On this Saturday trip with Dad, I sport a ponytail, a suntop, and shorts of red cotton.
This man’s world doesn’t intimidate me. I sneak peeks at ARGOSY while we wait
‘til Dad snatches it, then hands me LIFE Magazine. I blush and listen to scissor clips
and talk of weather and baseball. I skim headlines and scan photos, then mirror
“Audrey’s” smile, “Marilyn’s” pout, Khrushev’s scowl. His shoe-pounding jars
me. I fear his words. I fear his threats. I fear his bombs. I fear this man.

I wonder, “Does he take a little girl to the barbershop?” This scary, bald man.
The notion fades as I snuggle onto Daddy’s lap, inhaling Old Spice and pressed cotton.
Dust motes waltz in sunlight’s shafts. I smile at prisms of azure refracting from jars.
The welcome bell jangles me, and I sit up to stare at the boy who joins the wait.
Frenchie nods hello before clicking on the trimmer to buzz the man in the mirror.
He had ordered a crewcut. Tiny hairs drift to the pile of Frenchie’s snips and clips.

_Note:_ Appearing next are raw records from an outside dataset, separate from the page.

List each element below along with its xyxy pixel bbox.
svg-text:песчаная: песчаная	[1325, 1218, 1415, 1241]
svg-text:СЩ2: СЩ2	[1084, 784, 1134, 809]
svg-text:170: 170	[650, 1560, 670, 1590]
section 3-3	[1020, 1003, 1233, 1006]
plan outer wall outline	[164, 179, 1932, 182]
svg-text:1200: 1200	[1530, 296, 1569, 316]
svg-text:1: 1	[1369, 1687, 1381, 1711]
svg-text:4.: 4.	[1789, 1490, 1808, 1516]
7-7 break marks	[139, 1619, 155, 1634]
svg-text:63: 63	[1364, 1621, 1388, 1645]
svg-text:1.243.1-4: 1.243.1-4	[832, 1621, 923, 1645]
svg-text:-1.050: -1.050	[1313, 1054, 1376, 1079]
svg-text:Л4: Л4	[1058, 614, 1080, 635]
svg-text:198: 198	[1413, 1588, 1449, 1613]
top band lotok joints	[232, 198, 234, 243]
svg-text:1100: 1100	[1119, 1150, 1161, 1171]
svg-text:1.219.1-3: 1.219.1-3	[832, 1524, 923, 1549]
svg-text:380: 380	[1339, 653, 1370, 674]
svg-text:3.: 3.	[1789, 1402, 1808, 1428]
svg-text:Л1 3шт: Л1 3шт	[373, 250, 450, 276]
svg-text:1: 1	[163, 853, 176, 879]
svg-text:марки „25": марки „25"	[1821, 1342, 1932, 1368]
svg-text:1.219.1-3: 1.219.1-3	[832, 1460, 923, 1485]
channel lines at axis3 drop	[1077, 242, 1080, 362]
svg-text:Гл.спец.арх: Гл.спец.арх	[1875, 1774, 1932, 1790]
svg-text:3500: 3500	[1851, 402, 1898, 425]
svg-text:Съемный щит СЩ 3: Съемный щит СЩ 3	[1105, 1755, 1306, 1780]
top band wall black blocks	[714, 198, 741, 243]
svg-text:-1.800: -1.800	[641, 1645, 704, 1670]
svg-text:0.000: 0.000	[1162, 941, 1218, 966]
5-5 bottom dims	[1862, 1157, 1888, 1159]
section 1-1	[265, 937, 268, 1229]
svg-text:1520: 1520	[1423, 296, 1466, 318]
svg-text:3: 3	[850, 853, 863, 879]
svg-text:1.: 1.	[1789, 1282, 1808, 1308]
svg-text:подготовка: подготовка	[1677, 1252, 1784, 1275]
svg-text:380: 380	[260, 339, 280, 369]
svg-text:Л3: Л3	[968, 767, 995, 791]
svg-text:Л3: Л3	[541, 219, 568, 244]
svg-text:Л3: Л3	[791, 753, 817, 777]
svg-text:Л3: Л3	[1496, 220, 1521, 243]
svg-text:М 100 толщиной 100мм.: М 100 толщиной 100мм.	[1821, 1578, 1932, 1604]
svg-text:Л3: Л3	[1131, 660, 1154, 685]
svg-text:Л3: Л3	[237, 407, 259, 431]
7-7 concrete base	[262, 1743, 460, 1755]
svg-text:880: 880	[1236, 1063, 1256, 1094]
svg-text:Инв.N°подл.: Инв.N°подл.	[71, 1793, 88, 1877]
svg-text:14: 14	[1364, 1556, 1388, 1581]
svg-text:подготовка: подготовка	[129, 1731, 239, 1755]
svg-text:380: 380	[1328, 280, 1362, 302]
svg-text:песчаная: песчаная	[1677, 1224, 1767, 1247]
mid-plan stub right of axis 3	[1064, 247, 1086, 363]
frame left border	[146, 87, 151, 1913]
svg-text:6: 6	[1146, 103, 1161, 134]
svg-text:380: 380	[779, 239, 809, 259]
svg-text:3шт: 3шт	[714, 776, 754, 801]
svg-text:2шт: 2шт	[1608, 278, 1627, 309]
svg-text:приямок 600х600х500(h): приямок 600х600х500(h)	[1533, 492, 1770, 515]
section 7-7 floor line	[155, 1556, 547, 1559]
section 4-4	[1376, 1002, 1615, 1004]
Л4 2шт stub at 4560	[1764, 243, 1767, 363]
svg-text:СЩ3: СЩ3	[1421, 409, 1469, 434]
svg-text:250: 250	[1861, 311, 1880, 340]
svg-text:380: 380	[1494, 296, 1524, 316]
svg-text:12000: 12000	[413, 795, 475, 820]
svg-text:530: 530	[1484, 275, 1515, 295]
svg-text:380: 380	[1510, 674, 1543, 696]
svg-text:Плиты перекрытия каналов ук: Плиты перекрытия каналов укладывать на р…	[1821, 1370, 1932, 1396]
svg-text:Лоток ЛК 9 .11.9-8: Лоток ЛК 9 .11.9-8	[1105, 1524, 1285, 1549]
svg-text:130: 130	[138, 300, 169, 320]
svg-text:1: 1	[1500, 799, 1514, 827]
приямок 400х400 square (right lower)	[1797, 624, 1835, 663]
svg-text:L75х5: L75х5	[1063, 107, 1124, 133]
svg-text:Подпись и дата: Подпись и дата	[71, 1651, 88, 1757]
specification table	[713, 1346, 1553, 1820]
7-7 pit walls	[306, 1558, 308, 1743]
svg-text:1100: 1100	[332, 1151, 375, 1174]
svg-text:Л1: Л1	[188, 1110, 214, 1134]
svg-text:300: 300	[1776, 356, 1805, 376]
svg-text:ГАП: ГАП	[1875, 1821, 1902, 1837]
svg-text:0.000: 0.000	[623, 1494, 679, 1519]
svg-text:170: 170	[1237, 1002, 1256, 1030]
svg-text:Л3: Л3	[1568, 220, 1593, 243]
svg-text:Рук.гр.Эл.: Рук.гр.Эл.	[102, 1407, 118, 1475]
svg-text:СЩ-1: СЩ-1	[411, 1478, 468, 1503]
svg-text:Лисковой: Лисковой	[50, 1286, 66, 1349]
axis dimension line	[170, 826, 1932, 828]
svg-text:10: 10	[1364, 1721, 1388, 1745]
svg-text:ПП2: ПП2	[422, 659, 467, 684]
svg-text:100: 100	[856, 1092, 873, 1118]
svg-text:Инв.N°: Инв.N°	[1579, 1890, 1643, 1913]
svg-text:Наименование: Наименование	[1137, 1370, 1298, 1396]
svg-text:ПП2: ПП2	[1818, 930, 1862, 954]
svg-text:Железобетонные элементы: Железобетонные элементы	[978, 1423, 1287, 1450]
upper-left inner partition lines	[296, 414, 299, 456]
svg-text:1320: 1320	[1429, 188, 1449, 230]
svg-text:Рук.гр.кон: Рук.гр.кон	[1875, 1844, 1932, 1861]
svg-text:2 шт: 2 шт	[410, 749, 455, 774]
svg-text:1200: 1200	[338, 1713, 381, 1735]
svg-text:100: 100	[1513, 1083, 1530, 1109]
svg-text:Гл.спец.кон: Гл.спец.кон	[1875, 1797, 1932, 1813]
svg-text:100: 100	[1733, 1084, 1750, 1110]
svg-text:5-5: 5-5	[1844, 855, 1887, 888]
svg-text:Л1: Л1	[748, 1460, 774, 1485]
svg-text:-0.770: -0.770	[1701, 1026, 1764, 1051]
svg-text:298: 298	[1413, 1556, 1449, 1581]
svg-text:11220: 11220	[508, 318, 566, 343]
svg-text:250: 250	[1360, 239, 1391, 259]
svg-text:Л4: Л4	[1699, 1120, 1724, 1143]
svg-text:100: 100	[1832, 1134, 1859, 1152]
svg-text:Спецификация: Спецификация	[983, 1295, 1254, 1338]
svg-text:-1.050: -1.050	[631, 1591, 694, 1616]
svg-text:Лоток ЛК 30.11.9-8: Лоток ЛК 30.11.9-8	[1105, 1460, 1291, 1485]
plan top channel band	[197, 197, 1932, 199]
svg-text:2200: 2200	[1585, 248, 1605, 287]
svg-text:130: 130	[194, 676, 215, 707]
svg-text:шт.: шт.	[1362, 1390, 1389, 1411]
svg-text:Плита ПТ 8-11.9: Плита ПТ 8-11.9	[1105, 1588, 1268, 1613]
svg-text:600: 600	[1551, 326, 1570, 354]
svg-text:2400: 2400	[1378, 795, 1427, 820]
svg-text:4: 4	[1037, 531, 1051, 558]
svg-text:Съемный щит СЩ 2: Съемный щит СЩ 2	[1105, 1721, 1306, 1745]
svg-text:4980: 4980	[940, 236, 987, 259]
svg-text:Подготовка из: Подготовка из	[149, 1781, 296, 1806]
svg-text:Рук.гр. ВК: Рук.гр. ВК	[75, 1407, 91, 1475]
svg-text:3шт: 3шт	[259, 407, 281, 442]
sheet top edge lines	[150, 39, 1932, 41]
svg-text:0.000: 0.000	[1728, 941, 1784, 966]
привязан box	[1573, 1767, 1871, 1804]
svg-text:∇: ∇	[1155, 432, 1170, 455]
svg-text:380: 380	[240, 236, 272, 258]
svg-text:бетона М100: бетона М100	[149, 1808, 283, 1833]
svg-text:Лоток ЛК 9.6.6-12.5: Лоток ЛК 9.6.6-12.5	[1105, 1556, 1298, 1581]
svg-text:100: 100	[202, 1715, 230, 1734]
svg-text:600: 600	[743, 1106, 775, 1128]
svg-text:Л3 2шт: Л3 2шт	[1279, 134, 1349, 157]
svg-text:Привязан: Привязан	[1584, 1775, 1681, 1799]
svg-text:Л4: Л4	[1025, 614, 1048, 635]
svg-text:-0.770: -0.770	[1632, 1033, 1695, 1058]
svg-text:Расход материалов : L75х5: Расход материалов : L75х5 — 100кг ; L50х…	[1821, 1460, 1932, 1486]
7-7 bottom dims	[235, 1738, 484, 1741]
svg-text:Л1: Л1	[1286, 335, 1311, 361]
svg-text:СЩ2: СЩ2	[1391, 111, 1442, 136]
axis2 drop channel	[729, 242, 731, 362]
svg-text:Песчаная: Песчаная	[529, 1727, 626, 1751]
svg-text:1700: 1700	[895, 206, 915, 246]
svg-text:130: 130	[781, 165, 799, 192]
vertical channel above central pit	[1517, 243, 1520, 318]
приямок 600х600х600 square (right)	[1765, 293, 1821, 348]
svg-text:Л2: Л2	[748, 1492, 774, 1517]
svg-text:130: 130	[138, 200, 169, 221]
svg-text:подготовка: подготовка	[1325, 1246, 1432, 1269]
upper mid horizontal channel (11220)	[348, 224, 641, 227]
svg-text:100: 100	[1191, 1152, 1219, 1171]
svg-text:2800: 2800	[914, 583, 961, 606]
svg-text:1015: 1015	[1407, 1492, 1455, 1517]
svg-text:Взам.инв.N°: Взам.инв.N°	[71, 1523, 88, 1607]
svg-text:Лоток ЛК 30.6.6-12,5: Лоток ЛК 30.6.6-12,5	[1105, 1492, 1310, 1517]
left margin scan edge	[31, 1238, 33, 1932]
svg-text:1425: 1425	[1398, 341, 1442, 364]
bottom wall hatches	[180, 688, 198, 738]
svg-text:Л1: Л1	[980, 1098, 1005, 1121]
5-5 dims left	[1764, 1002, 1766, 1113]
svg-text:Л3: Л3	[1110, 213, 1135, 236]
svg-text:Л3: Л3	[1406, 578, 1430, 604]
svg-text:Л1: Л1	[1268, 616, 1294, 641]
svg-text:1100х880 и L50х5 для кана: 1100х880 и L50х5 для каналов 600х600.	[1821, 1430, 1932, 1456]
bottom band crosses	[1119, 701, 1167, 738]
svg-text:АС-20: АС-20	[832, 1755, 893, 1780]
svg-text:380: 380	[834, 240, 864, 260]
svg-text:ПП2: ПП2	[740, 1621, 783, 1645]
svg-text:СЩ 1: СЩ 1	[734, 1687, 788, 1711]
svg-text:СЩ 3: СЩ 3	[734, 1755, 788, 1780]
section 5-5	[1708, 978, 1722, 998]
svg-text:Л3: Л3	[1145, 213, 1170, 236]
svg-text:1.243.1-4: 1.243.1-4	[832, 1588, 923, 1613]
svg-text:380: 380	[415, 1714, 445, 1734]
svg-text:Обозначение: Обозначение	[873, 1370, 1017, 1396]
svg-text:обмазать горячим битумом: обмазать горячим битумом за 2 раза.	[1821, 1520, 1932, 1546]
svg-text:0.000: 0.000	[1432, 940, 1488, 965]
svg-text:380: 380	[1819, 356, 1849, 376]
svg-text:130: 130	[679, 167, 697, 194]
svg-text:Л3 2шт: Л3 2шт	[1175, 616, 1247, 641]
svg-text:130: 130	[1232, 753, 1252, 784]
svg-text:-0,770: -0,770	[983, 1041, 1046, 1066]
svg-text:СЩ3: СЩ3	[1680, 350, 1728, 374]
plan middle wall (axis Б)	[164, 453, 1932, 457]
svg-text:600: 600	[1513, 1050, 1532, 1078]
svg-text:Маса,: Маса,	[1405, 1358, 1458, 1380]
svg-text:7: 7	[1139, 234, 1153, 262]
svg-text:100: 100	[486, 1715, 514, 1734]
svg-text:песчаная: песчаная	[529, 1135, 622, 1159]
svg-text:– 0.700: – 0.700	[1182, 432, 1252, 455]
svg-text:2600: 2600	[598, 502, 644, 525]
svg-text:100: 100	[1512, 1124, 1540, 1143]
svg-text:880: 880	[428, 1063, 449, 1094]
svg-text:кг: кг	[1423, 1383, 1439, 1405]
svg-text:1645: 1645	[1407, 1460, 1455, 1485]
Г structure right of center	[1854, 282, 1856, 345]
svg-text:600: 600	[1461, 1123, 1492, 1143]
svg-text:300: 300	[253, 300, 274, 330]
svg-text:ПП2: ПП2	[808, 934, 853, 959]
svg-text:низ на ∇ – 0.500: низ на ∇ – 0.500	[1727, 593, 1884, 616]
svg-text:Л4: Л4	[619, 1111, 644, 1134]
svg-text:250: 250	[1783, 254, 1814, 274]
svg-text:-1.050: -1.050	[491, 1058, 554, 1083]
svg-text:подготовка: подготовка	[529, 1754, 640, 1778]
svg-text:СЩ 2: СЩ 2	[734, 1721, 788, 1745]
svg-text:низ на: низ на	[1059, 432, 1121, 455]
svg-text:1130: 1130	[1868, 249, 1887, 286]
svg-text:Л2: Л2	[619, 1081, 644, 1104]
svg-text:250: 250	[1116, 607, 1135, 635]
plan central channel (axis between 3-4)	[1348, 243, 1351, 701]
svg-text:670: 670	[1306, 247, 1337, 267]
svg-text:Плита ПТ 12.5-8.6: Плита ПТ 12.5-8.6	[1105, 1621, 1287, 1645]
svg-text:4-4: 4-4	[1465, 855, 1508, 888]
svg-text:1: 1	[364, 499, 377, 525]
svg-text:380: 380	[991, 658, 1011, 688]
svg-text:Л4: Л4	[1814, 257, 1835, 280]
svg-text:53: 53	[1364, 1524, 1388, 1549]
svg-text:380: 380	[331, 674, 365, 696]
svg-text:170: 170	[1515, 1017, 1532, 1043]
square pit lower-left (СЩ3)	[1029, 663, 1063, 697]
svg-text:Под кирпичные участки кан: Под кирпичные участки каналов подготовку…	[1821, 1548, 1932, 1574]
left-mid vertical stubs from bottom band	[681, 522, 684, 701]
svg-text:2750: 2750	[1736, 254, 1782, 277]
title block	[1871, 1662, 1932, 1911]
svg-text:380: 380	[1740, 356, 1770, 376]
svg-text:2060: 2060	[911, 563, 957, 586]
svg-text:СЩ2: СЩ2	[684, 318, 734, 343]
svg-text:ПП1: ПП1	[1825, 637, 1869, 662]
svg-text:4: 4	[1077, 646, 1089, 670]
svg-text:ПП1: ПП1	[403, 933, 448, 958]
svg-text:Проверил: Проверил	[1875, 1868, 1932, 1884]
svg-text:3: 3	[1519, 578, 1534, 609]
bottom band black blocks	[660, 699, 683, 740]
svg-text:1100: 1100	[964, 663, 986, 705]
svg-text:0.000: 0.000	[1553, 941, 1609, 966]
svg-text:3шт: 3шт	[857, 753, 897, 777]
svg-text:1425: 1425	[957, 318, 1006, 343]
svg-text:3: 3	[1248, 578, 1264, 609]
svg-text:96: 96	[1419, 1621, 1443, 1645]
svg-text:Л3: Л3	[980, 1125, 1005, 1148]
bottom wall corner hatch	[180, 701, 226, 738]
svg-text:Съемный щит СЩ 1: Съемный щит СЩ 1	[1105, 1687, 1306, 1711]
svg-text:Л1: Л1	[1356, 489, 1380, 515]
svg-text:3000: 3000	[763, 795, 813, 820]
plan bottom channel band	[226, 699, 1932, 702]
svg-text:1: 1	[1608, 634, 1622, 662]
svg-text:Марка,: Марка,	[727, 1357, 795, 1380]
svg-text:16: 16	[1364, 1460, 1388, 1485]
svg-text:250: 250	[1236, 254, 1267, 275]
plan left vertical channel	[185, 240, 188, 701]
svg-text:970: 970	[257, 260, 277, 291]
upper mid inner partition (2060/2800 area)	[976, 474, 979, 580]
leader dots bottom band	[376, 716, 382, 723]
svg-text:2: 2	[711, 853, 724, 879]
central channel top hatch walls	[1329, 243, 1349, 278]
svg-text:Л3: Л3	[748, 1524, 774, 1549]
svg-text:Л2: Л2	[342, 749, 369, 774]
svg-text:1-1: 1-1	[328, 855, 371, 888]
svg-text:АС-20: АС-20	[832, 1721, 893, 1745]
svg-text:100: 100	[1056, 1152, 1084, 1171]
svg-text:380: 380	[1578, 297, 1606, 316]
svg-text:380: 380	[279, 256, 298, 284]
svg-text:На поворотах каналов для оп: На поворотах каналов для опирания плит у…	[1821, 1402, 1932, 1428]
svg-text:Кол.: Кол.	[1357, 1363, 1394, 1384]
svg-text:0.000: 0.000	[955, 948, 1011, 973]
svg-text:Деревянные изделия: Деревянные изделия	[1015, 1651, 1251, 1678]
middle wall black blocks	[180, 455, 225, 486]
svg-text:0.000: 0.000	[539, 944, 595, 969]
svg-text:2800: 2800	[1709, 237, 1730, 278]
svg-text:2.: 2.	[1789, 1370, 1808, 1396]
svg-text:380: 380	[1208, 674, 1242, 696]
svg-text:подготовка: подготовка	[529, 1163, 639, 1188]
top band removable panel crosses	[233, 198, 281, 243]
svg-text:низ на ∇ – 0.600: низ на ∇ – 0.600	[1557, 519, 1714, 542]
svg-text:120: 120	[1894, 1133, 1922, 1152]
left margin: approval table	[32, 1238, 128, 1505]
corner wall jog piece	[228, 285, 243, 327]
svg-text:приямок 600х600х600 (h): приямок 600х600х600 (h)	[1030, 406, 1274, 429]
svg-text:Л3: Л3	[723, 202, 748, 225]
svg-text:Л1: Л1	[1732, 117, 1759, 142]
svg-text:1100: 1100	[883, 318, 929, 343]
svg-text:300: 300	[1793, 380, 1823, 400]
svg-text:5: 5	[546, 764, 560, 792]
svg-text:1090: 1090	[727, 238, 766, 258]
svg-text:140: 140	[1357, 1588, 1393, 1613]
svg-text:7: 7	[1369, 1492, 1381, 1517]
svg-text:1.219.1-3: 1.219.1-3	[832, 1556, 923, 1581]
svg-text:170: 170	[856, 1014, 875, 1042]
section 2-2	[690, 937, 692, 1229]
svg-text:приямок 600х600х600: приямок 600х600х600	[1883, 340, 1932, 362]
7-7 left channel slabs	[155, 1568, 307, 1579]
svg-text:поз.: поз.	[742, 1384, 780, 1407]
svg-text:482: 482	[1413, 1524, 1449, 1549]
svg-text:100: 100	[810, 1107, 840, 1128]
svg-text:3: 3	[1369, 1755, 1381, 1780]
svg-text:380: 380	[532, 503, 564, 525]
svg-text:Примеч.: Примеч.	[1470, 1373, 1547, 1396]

The barber whisks away the heap of calico curls. Deftly, he wraps the cape and clips
it closed ‘round the patron’s neck. I think of my ponytail. I am glad I am not a man.
Still, I might like the trimmer’s tickle, spinning in the chair and whirling past the mirror.
Pixie cuts are “in style”. Could Frenchie style a pixie cut on me? Mom would cotton
to the idea. Maybe. She likes curls, and that means home permanents. I think I’ll wait.
Dad slides me off his lap. “My turn, Honey.” I settle into his chair and start counting jars.

Daddy climbs the chrome-plated step and sits. Frenchie draws clean combs from the jars.
I smile when the barber pushes a lever to lower the chair for my tall father. Then he clips
and combs my dad’s dark hair. And soon he will look even more handsome. I can’t wait!
Without his horned-rimmed glasses, he seems so young. But he is our Super Man!
Dad fought a war, found his love, and begot two daughters. All without a red “S” of cotton
on his chest. And Saturdays he gets his haircut as I watch, loving that man in the mirror.

Innocently, I store these gentle memories in the jars of my mind while learning to man
the fast clip of life. I have safely wrapped those faraway Saturdays in layers of cotton:
tender recollections that patiently wait then emerge – blurred images in the mirror.